Er war sehr zufrieden mit dieser Antwort. Bei aller Unverbindlichkeit klang ein fein empfindendes Herz heraus und zugleich auch etwas väterlich Ueberlegenes — —
Comtesse Isa aber war dunkelrot geworden bis unter die feinen Löckchen, welche sich von dem sonst glattgekämmten Haar an der Stirn losgelöst. Scham und Zorn über sich selbst trieben ihr helle Thränen in die Augen und um ihre Lippen zuckte das Weinen eines Kindes.
Die ganze nervöse Spannung der letzten Tage, das Fremde mit seinem wonnigen Bangen, die jauchzenden und verzweifelnden Fragen, all das unnennbar Große und Neue, unter dem ihre herbe Jungfräulichkeit erschauert, lösten sich in einem wilden rastlosen Schluchzen.
Es war Mitleid — natürlich, nur Mitleid war es, daß er sich jäh erhob, daß er die Bebende in seine Arme schloß und den heißen Mund mit unsinnigen Küssen bedeckte — — und die knospende Jugend erschloß sich zur Wunderblüthe ihrer ersten Liebe.
* * *
Die Gäste auf Schloß Zedlin waren früher aufgebrochen als sonst. Es war recht kühl draußen für eine Mainacht. Noch in später Abendstunde hatte die Baronin in dem monumentalen Kamin der auf die Terrasse hinausführenden „Diele” heizen lassen. Der blinde Graf Bessemberg, welcher seit dem Tode seiner Frau im Hause der ebenfalls verwitweten Schwester die männliche Repräsentation führte — soweit bei seiner scheuen Reserve und tiefen Melancholie davon die Rede sein konnte —, hatte sich zurückgezogen. Es war Niemand in dem weiten gewölbten Raume als die Baronin und Wolf von Raymonts.
Er verabschiedete sich. Sein Besuch, welcher pro forma dem Grafen gegolten, mit dem er früher einen Rennstall unterhalten, hatte sich ohnehin über die Gebühr ausgedehnt — er mußte zu Ende kommen.
Und es war nicht nur der Widerschein der im Kamin auflodernden Flammen, welcher die feinen Züge der Baronin rosig überhauchte.

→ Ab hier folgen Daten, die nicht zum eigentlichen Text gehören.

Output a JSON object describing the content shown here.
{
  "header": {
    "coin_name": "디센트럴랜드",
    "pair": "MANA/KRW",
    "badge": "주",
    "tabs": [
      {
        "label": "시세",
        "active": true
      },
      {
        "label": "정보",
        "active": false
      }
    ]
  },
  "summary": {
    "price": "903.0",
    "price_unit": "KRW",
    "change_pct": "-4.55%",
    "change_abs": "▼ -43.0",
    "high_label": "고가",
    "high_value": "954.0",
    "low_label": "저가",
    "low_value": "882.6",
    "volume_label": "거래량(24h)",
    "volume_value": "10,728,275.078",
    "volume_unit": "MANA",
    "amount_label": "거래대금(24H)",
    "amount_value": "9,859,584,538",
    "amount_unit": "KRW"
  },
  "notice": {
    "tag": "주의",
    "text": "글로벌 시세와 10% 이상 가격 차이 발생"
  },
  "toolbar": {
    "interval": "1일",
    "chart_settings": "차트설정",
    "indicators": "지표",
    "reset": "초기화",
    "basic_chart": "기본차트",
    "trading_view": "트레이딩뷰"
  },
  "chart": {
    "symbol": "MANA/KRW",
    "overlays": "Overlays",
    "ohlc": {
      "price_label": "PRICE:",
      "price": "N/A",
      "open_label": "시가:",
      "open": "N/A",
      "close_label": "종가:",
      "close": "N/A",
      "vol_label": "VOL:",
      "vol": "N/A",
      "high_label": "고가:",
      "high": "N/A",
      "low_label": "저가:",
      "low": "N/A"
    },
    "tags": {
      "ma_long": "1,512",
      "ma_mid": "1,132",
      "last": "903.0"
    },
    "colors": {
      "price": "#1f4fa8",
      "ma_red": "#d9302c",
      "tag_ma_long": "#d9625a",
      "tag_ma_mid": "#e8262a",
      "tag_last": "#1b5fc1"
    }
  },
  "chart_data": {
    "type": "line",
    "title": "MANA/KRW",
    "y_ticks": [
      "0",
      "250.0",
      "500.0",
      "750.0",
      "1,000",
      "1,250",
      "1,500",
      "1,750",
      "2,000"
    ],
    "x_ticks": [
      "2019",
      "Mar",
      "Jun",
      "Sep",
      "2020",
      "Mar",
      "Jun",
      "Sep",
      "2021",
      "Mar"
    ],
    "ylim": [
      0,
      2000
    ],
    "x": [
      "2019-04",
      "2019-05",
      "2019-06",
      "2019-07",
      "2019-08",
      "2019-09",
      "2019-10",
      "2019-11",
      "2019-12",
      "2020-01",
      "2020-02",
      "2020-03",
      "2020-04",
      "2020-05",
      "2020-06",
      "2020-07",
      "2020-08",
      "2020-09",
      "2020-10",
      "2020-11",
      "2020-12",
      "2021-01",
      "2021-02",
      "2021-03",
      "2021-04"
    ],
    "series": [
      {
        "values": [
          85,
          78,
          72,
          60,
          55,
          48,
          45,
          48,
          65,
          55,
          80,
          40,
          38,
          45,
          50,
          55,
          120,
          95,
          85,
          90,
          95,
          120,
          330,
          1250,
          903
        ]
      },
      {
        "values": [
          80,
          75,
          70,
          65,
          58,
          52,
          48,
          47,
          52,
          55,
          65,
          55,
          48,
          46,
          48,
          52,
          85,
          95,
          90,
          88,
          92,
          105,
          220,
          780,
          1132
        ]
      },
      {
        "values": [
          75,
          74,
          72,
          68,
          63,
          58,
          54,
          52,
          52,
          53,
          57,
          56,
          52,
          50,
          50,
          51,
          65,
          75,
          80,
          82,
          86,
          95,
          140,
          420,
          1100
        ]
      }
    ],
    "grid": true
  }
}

Sie hatte die aristokratisch schmalen, mit weißem Chevreau bekleideten Füße gegen das Bronzegitter des Kamins gestemmt; auch sonst schien ihre Haltung in dem tiefen Sessel lässig, aber es lag doch eine bebende Spannung, ein athemloses Lauschen über der fast allzu schlanken Gestalt. Die großen dunklen Augen blickten verschleiert und auch das Zittern der feinen Nasenflügel verrieth, was in ihr vorging.
Wolf Raymonts sprach ihr von seiner Liebe. Sie unterbrach ihn nicht, sondern lauschte — lauschte — —
Nach langem inneren Winter that sich wiederum eine weite lachende Sonnenwelt vor ihr auf — der Frühling einer letzten großen Liebe.
Als er gesprochen und nun wie zum Beten an ihrem Sessel niedersank, faßte sie mit den beiden schlanken Händen seinen Kopf und sah ihm tief in die Augen. — Sie glaubte ihm, denn sie wäre unglücklich und todeselend gewesen, wenn sie nicht hätte glauben können.
Und sie küßte ihn —
* * *
Eine Stunde später richtete die schöne Frau den von Frost und Verzweiflung geschüttelten Körper ihrer Nichte auf, an den sie auf dem feuchten Kies der Terrasse in der Nähe der Thür gestoßen.
Der Mond schien fahl und indifferent auf ein Meer von Vernichtung — auf sterbende Knospen und welke Blüthen.
Es fiel ein Reif in der Frühlingsnacht.